I have friends who are undergoing precisely these difficulties now. I have a particular friend who has also suffered from cancer, and it is a recurrent condition. Having, again, been treated very well in hospital and in a hospice, she is now having home care and there is great gratitude for that but, frankly, it is a very painful condition—more painful than my wife endured. It is one which my friend wishes could end swiftly, rather than see her pain prolonged, even though she is having wonderful care, with full medical back-up, at home with her family. I have other friends who have undergone very difficult experiences, and there will be many in your Lordships’ House who can testify to that.
So we have some difficult choices to make. We are not asked to make choices today; we are debating and discussing how policy might evolve in both the areas that have been the subject of this debate. I take the point made earlier that, if you have the means, it is possible to avoid that debate. You can go to Switzerland, as some people have done, and leave the stage, as it were, there under the system that currently prevails. However, a minority of people can take that course and there will not be many, although there will be some, who would prefer the alternative, which my noble and learned friend’s Bill would secure.
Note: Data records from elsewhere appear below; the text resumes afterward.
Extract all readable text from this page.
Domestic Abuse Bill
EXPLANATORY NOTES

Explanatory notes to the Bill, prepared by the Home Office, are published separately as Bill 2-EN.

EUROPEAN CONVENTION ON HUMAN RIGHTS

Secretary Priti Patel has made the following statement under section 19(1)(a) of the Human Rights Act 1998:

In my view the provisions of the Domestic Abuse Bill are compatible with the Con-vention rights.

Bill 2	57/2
Of course there are issues of safeguarding and of avoiding people being persuaded to take that course of action, and it would be essential to embody that in any legislation, should we reach that position.
There are clearly many who would adopt the approach that Dylan Thomas advised in a memorable poem:
“Do not go gentle into that good night …
Rage, rage against the dying of the light”.
For those who do not want to go gentle, whether they want to rage or not, of course we must offer every conceivable support to allow them to do that. However, others would take a different line of poetry. They might take the line from Keats and wish:
“To cease upon the midnight with no pain”.
In my view and the view of some of your Lordships, that is a decision which should also be respected, supported and facilitated, but with the very clear proviso that there must be proper safeguards and that nobody should be required to go against their conscience—for example, as a medical practitioner—to administer what would be required to produce that ceasing upon the midnight with no pain.